In short, Privacy Shield could go the way of its stricken predecessor, “Safe” Harbour. As Schrems stated following the Irish Supreme Court’s decision not to let Facebook block the CJEU referral: “Facebook likely again invested millions to stop this case from progressing. It is good to see that the Supreme Court has not followed Facebook’s arguments that were in total denial of all existing findings so far. We are now looking forward to the hearing at the Court of Justice in Luxembourg next month.”

THE LATEST TARGET OF RUSSIA’S GIVE-US-YOUR-USER-DATA policy is Tinder, which says it hasn’t handed over people’s dating data to the Russian authorities yet – will it do in future, though? Fun fact: Tinder is the fourth dating app to be targeted by the law. Clearly, such information is vital to combatting terrorist threats.

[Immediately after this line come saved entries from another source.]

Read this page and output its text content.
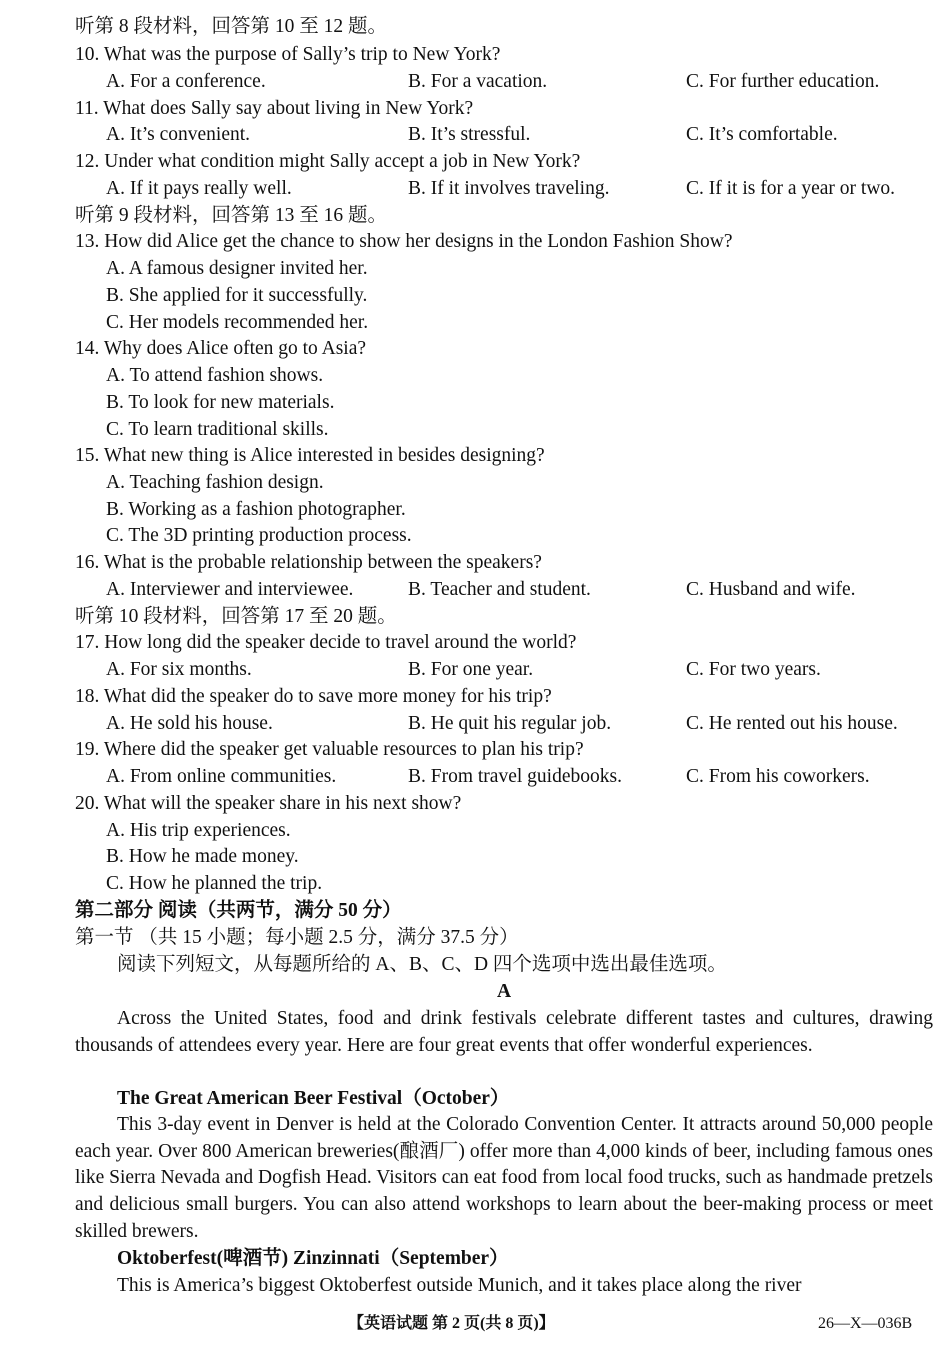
听第 8 段材料，回答第 10 至 12 题。
10. What was the purpose of Sally’s trip to New York?
A. For a conference.	B. For a vacation.	C. For further education.
11. What does Sally say about living in New York?
A. It’s convenient.	B. It’s stressful.	C. It’s comfortable.
12. Under what condition might Sally accept a job in New York?
A. If it pays really well.	B. If it involves traveling.	C. If it is for a year or two.
听第 9 段材料，回答第 13 至 16 题。
13. How did Alice get the chance to show her designs in the London Fashion Show?
A. A famous designer invited her.
B. She applied for it successfully.
C. Her models recommended her.
14. Why does Alice often go to Asia?
A. To attend fashion shows.
B. To look for new materials.
C. To learn traditional skills.
15. What new thing is Alice interested in besides designing?
A. Teaching fashion design.
B. Working as a fashion photographer.
C. The 3D printing production process.
16. What is the probable relationship between the speakers?
A. Interviewer and interviewee.	B. Teacher and student.	C. Husband and wife.
听第 10 段材料，回答第 17 至 20 题。
17. How long did the speaker decide to travel around the world?
A. For six months.	B. For one year.	C. For two years.
18. What did the speaker do to save more money for his trip?
A. He sold his house.	B. He quit his regular job.	C. He rented out his house.
19. Where did the speaker get valuable resources to plan his trip?
A. From online communities.	B. From travel guidebooks.	C. From his coworkers.
20. What will the speaker share in his next show?
A. His trip experiences.
B. How he made money.
C. How he planned the trip.
第二部分 阅读（共两节，满分 50 分）
第一节 （共 15 小题；每小题 2.5 分，满分 37.5 分）
阅读下列短文，从每题所给的 A、B、C、D 四个选项中选出最佳选项。
A
Across the United States, food and drink festivals celebrate different tastes and cultures, drawing thousands of attendees every year. Here are four great events that offer wonderful experiences.
The Great American Beer Festival（October）
This 3-day event in Denver is held at the Colorado Convention Center. It attracts around 50,000 people each year. Over 800 American breweries(酿酒厂) offer more than 4,000 kinds of beer, including famous ones like Sierra Nevada and Dogfish Head. Visitors can eat food from local food trucks, such as handmade pretzels and delicious small burgers. You can also attend workshops to learn about the beer-making process or meet skilled brewers.
Oktoberfest(啤酒节) Zinzinnati（September）
This is America’s biggest Oktoberfest outside Munich, and it takes place along the river
【英语试题 第 2 页(共 8 页)】	26—X—036B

THE CALLER-ID APP TRUECALLER isn’t merely a data-protection-rights abuser – it’s also a threat to investigative journalists, as detailed in this IFEX piece. Same issue though: “While TrueCaller may have laudable intentions, the privacy implications for people who end up in their database raise concerns. When a number is tagged, the person who is tagged ends up having their name and phone number stored on the TrueCaller database, despite not having consented – or even being aware – that their data was collected.”

MAINE COULD GET A TOUGH (by American standards) privacy law that stops internet service providers from selling customers’ data without their permission. It would be very similar to the FCC rule on the matter that President Trump nixed.

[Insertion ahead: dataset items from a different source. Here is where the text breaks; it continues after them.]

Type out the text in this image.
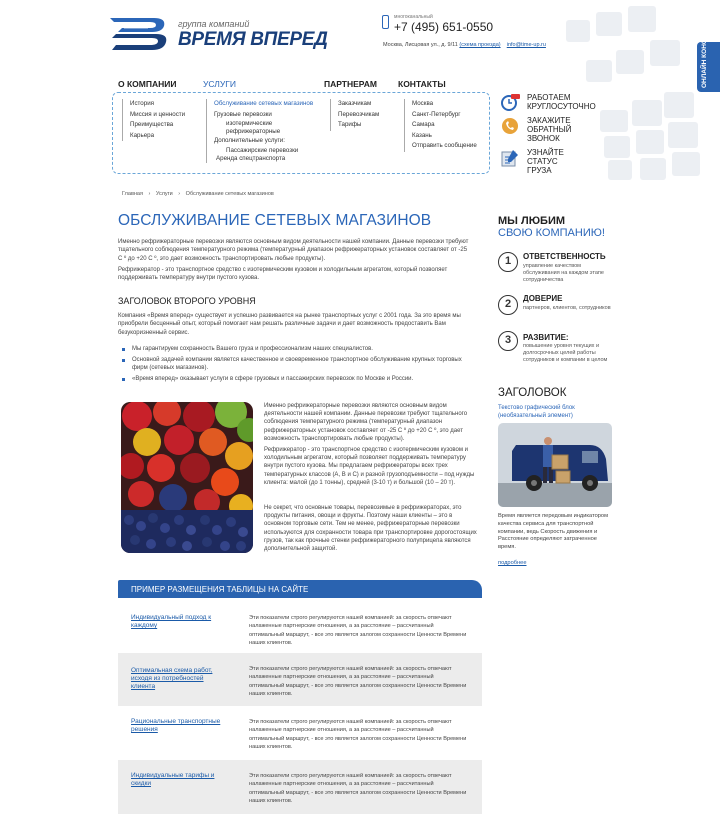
группа компаний
ВРЕМЯ ВПЕРЕД
многоканальный
+7 (495) 651-0550
Москва, Лисцовая ул., д. 9/11 (схема проезда) info@time-up.ru	ОНЛАЙН КОНСУЛЬТАНТ
О КОМПАНИИ	УСЛУГИ	ПАРТНЕРАМ КОНТАКТЫ
История
Миссия и ценности
Преимущества
Карьера
Обслуживание сетевых магазинов
Грузовые перевозки
изотермические
рефрижераторные
Дополнительные услуги:
Пассажирские перевозки
Аренда спецтранспорта
Заказчикам
Перевозчикам
Тарифы
Москва
Санкт-Петербург
Самара
Казань
Отправить сообщение
РАБОТАЕМ
КРУГЛОСУТОЧНО
ЗАКАЖИТЕ
ОБРАТНЫЙ
ЗВОНОК
УЗНАЙТЕ
СТАТУС
ГРУЗА
Главная › Услуги › Обслуживание сетевых магазинов
ОБСЛУЖИВАНИЕ СЕТЕВЫХ МАГАЗИНОВ
Именно рефрижераторные перевозки являются основным видом деятельности нашей компании. Данные перевозки требуют тщательного соблюдения температурного режима (температурный диапазон рефрижераторных установок составляет от -25 С º до +20 С º, это дает возможность транспортировать любые продукты).
Рефрижератор - это транспортное средство с изотермическим кузовом и холодильным агрегатом, который позволяет поддерживать температуру внутри пустого кузова.
ЗАГОЛОВОК ВТОРОГО УРОВНЯ
Компания «Время вперед» существует и успешно развивается на рынке транспортных услуг с 2001 года. За это время мы приобрели бесценный опыт, который помогает нам решать различные задачи и дает возможность предоставить Вам безукоризненный сервис.
Мы гарантируем сохранность Вашего груза и профессионализм наших специалистов.
Основной задачей компании является качественное и своевременное транспортное обслуживание крупных торговых фирм (сетевых магазинов).
«Время вперед» оказывает услуги в сфере грузовых и пассажирских перевозок по Москве и России.
Именно рефрижераторные перевозки являются основным видом деятельности нашей компании. Данные перевозки требуют тщательного соблюдения температурного режима (температурный диапазон рефрижераторных установок составляет от -25 С º до +20 С º, это дает возможность транспортировать любые продукты).
Рефрижератор - это транспортное средство с изотермическим кузовом и холодильным агрегатом, который позволяет поддерживать температуру внутри пустого кузова. Мы предлагаем рефрижераторы всех трех температурных классов (А, В и С) и разной грузоподъемности – под нужды клиента: малой (до 1 тонны), средней (3-10 т) и большой (10 – 20 т).
Не секрет, что основные товары, перевозимые в рефрижераторах, это продукты питания, овощи и фрукты. Поэтому наши клиенты – это в основном торговые сети. Тем не менее, рефрижераторные перевозки используются для сохранности товара при транспортировке дорогостоящих грузов, так как прочные стенки рефрижераторного полуприцепа являются дополнительной защитой.
ПРИМЕР РАЗМЕЩЕНИЯ ТАБЛИЦЫ НА САЙТЕ
Индивидуальный подход к каждому
Эти показатели строго регулируются нашей компанией: за скорость отвечают налаженные партнерские отношения, а за расстояние – рассчитанный оптимальный маршрут, - все это является залогом сохранности Ценности Времени наших клиентов.
Оптимальная схема работ, исходя из потребностей клиента
Эти показатели строго регулируются нашей компанией: за скорость отвечают налаженные партнерские отношения, а за расстояние – рассчитанный оптимальный маршрут, - все это является залогом сохранности Ценности Времени наших клиентов.
Рациональные транспортные решения
Эти показатели строго регулируются нашей компанией: за скорость отвечают налаженные партнерские отношения, а за расстояние – рассчитанный оптимальный маршрут, - все это является залогом сохранности Ценности Времени наших клиентов.
Индивидуальные тарифы и скидки
Эти показатели строго регулируются нашей компанией: за скорость отвечают налаженные партнерские отношения, а за расстояние – рассчитанный оптимальный маршрут, - все это является залогом сохранности Ценности Времени наших клиентов.
МЫ ЛЮБИМ
СВОЮ КОМПАНИЮ!
1	ОТВЕТСТВЕННОСТЬ
управление качеством обслуживания на каждом этапе сотрудничества
2	ДОВЕРИЕ
партнеров, клиентов, сотрудников
3	РАЗВИТИЕ:
повышение уровня текущих и долгосрочных целей работы сотрудников и компании в целом
ЗАГОЛОВОК
Текстово графический блок (необязательный элемент)
Время является передовым индикатором качества сервиса для транспортной компании, ведь Скорость движения и Расстояние определяют затраченное время.
подробнее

PRIVACY FEARS ABOUT MIC-EQUIPPED “SMART” HOME DEVICES such as Amazon’s Echo speakers are supposed to be overblown on the basis that the gizmos don’t listen to what their owners say all the time – just when the owners articulate a “wakeword”, which in Amazon’s case is Alexa, the name of the company’s virtual assistant.

However, the problem for Amazon is that sometimes users issue commands ending rather than beginning in the wakeword, such as “Play some music, Alexa”. So the company has filed a patent application that described a system where the device constantly records what people are saying, to avoid this problem. On the plus side, it would only ever keep 10-30 seconds’ worth of recording in the device’s buffer, and it wouldn’t send the information to Amazon’s servers until the wakeword is uttered. Also, patents don’t necessarily lead to products. Still, it’s worth bearing in mind.